# Ryobi 320bvr



## shark (Feb 18, 2008)

Leaf blower, hard to start. Rebuilt carb changed plug. Will run for a little while with choke on. Then dies. Gas spraying from carb. Is there a way to adjust carb? has high speed jet but does not have a slot for screw driver. has a flat on one side. Any help out there? Thanks a ton. Bruce


----------



## rick-l (Sep 16, 2009)

When you say you rebuilt the carb did you put a new repair kit in with all the gaskets and diaphragms? Is the impulse hole clear? Are the hoses pliable and not cracked? The bulb good?

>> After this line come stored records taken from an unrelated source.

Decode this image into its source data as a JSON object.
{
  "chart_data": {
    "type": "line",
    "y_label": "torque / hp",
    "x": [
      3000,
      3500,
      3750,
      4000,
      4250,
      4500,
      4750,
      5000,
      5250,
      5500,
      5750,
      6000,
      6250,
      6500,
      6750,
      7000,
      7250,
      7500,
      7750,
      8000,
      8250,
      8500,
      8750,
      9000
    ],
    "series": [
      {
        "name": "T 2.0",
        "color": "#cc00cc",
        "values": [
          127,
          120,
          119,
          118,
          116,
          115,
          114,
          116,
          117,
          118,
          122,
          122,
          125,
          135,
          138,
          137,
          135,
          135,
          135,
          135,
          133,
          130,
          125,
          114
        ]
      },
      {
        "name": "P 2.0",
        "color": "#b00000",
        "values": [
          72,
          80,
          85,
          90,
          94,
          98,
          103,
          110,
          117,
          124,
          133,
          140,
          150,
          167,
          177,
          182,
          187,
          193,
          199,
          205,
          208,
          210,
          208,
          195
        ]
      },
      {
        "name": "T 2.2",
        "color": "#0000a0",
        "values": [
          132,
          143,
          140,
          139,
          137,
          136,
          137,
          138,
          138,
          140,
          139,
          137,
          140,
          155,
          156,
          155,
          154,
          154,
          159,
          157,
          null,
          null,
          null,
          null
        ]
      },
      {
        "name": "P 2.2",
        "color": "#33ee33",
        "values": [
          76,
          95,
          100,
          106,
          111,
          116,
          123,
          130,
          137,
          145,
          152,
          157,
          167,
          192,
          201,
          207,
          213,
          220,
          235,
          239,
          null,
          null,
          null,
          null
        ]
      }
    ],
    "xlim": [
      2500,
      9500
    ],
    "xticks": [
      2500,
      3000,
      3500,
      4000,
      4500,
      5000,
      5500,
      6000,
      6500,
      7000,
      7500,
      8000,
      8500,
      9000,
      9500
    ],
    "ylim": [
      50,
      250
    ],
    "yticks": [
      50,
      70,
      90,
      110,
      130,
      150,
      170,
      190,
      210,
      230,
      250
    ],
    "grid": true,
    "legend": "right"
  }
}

I just got a 310bvr to work and some of the things required were pretty subtle.


----------



## shark (Feb 18, 2008)

All gaskets were replaced, diaphram was replaced, sprayed all holes with carb cleaner, then blew out with air. Upon further inspection,I felt a good amount of play side to side in the impeller fan shaft. Could the bearing be worn in the crankcase causing the seal to leak? Thanks Shark


----------



## hankster (Jan 1, 1998)

If you have side to side play in the crank most likely the crankcase needs to be replaced.


----------



## Deathrite (May 21, 2009)

i would like to poit out that you must be careful when blowing out a carb with air. in some if not most there are small valves in places that if you blow alot of air in there they get messed up. or fly out. also there care some seals in there that can be blown out. use very low pressure if any. i never use air and just let them air dry after the spray cleaning.


----------